'I'm waiting!'
Oh, crumbs! Dumbly Yancie stared at him. If he'd only smile-he had rather an attractive mouth. She blinked. For goodness' sake pull yourself together-had this man totally scrambled her brain?
'I-er-can't tell you,' she managed falteringly.
'What-the mileage scam or what you were doing being where you shouldn't have been?'
Neither, actually. `There's no great scam,' she replied-well, you could hardly call fifty oddly miles a scam.
'So, what business did you have-other than the company's business?'
Oh, honestly! Why didn't he back off? Because he was it, that was why. He was the numero uno, the big cheese, and, having her on the end of his pin, he was enjoying making her squirm-and she didn't like it. Had her errand been for herself, then, she conceded, she might very well have told him what she was about. But there wasn't only herself to think about here-there was Wilf. Wilf had a wife and four young children. And, while Yancie was having to face that there was a very real danger here that she might be looking for alternative employment at any moment now, she just couldn't wish the same fate on Wilf. She wouldn't be able to live with herself if, through her, Wilf too was dismissed.
'You're not going to say?"
'I- No,' she mumbled.
Thomson Wakefield didn't seem to have expected any other answer, but leaned back in his chair and, looking sternly at her, he questioned, `Just how badly do you want to keep your job?'.

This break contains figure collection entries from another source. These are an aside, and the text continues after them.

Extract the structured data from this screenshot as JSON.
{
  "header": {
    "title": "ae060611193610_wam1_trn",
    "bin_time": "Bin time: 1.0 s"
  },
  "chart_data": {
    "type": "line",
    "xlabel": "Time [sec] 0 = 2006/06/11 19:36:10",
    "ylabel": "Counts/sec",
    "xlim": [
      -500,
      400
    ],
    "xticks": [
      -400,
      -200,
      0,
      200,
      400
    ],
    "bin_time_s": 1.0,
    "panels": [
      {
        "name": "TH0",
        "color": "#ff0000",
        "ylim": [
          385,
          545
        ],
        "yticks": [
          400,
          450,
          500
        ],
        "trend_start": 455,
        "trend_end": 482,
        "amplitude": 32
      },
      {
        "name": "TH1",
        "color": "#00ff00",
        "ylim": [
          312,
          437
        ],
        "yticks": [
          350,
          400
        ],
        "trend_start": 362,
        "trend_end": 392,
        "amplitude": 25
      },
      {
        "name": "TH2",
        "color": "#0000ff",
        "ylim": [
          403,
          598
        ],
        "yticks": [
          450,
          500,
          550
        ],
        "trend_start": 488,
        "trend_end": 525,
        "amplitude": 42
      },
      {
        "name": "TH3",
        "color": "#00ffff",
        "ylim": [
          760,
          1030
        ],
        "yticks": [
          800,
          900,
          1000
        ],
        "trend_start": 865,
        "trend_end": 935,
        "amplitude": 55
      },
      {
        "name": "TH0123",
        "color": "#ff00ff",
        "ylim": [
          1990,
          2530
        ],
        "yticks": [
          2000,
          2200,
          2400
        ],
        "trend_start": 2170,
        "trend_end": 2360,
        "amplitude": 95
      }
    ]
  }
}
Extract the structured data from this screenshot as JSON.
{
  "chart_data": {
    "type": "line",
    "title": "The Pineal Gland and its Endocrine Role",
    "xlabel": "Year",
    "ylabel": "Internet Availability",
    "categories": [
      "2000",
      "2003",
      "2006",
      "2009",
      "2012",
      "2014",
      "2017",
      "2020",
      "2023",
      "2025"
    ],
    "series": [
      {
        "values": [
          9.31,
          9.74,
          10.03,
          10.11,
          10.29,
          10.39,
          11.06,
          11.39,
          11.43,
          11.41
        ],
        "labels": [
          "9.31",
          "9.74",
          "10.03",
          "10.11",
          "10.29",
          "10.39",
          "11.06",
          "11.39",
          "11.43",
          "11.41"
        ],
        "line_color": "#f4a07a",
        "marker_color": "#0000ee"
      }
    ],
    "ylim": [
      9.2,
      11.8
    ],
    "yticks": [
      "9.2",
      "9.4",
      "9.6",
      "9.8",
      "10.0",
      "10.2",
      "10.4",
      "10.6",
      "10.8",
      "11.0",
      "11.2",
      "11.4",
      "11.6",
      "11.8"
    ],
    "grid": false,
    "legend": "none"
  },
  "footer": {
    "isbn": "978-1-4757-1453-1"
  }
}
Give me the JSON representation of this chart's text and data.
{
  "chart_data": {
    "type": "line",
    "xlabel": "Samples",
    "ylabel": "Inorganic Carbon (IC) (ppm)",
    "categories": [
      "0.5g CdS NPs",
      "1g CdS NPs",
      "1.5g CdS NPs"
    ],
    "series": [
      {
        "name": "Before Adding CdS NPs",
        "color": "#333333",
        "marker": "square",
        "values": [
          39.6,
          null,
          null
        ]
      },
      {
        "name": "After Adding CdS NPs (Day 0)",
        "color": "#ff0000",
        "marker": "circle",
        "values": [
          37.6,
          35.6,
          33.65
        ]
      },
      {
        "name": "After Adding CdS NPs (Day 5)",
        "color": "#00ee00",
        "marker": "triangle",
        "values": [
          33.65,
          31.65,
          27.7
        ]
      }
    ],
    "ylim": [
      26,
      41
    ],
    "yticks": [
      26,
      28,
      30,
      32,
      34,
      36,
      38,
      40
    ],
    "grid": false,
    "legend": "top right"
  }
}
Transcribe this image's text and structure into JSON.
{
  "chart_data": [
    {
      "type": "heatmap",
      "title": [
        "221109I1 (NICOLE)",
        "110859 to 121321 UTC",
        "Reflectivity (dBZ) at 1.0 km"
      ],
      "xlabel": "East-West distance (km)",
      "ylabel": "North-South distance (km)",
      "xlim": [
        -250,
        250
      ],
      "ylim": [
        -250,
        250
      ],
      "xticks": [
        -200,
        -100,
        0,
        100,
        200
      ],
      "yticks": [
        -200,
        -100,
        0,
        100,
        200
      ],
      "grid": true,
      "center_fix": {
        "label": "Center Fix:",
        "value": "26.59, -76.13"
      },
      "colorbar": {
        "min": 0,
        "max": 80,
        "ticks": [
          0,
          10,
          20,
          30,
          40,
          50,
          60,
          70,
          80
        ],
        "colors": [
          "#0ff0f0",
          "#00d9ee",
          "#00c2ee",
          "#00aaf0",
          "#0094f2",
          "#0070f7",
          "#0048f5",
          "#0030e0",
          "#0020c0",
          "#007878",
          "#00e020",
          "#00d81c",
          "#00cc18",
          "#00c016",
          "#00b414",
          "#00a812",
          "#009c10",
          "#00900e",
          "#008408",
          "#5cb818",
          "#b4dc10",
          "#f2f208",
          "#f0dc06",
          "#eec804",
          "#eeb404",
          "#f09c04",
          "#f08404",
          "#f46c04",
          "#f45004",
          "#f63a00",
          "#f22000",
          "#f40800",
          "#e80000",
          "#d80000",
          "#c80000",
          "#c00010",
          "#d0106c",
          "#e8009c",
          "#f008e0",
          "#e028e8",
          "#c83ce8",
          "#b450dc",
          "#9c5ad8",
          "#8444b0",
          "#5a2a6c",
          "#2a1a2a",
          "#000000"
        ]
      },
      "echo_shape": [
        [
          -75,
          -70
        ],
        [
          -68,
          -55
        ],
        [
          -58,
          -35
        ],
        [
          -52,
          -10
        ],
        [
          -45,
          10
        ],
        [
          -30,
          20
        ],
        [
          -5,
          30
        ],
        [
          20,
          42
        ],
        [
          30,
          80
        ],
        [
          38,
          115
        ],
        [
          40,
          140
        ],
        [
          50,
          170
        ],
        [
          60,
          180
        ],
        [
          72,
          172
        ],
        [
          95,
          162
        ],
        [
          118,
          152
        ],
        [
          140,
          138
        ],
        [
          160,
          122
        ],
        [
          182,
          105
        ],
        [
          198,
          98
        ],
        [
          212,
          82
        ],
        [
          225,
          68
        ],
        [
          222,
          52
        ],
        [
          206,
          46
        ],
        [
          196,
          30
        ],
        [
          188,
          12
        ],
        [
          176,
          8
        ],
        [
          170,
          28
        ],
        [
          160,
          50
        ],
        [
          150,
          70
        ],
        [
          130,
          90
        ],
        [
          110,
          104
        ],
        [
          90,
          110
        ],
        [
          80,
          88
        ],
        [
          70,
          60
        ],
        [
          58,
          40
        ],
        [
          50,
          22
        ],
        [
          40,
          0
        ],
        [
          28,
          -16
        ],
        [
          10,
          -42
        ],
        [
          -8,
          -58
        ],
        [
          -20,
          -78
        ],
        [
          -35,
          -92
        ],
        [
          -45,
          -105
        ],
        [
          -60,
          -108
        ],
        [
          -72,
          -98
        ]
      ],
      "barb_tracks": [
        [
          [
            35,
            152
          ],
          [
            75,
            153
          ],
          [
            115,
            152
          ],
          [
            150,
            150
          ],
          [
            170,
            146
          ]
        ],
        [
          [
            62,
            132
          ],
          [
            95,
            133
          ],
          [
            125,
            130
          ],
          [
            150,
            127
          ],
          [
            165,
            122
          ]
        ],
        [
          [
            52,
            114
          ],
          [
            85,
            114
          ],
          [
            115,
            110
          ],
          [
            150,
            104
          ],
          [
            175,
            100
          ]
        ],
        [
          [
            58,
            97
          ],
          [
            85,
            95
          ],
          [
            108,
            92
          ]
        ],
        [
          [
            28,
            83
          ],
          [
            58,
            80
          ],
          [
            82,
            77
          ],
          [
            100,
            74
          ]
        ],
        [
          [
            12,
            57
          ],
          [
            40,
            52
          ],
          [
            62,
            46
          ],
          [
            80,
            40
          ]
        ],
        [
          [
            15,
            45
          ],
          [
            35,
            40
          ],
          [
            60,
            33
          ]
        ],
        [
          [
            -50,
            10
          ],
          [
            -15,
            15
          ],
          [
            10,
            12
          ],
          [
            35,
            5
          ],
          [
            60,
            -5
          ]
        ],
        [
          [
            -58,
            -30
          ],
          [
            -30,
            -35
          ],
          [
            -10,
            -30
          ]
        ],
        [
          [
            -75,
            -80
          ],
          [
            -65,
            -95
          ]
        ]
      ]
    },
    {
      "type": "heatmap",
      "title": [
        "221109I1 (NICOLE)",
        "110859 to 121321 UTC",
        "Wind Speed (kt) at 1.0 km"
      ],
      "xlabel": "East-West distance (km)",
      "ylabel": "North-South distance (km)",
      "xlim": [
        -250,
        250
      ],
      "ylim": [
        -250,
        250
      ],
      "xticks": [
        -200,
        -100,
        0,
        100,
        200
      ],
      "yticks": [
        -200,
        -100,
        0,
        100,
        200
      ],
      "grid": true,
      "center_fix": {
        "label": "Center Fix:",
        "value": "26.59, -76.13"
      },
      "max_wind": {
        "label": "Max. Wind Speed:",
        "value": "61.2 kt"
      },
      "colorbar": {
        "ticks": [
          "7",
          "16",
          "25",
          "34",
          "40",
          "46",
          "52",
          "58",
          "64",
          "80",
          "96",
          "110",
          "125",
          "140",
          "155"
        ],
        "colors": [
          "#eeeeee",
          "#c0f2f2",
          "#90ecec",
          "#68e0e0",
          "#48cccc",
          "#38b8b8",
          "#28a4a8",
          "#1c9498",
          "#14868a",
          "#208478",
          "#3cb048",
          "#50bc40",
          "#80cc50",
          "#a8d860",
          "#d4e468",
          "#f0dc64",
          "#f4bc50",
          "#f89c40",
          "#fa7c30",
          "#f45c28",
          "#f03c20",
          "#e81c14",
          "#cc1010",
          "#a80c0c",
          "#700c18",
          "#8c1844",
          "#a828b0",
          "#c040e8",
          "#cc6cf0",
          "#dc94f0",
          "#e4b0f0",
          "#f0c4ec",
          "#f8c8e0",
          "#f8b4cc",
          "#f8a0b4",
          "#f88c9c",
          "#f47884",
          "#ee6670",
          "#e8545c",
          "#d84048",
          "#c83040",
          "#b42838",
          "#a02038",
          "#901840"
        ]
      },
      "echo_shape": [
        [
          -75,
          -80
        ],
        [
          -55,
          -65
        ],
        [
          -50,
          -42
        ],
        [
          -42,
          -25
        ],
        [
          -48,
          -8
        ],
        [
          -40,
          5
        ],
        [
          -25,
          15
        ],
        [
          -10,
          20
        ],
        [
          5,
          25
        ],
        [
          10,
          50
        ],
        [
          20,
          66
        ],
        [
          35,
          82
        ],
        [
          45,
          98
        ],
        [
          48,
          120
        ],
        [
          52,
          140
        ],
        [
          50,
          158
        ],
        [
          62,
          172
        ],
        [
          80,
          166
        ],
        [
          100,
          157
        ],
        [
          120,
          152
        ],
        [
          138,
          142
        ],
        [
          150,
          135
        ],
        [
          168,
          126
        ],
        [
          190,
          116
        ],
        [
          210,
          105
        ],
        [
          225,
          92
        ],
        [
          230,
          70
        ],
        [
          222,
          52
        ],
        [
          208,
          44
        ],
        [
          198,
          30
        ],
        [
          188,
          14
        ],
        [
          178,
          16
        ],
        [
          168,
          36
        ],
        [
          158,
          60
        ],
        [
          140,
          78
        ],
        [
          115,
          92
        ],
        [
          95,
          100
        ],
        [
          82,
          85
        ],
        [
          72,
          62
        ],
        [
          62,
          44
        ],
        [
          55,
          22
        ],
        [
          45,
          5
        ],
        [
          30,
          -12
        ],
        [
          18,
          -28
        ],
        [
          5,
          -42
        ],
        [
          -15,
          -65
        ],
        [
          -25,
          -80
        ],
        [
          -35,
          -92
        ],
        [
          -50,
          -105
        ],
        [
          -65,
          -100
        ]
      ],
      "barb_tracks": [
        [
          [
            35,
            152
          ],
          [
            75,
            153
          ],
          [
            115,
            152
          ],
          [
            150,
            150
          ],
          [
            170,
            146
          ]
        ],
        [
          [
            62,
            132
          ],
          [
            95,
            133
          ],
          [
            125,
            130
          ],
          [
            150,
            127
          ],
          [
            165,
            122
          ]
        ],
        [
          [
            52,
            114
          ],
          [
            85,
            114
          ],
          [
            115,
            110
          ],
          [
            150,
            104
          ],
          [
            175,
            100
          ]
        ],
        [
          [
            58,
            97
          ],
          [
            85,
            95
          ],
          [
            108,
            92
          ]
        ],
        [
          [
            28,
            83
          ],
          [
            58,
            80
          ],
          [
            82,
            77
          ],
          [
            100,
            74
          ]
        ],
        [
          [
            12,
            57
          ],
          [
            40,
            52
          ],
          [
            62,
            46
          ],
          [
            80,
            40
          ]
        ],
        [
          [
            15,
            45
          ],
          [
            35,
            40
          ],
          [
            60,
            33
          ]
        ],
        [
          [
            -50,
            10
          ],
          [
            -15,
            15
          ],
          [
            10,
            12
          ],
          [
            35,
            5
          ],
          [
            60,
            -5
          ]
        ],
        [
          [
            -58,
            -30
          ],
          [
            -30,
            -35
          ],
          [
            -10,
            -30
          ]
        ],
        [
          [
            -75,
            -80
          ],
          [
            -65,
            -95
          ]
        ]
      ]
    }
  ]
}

Yancie felt sick in the pit of her stomach. She was about to be dismissed, she knew it. `Very badly,' she answered. `I really, really need it,' she emphasised, in a last-ditch hope.
Thomson Wakefield's look sharpened. `You have a family to keep-a child?'
" 1'm not married.'
He leaned back in his chair again, his look speculative. `You are acquainted with the facts of life?' he queried.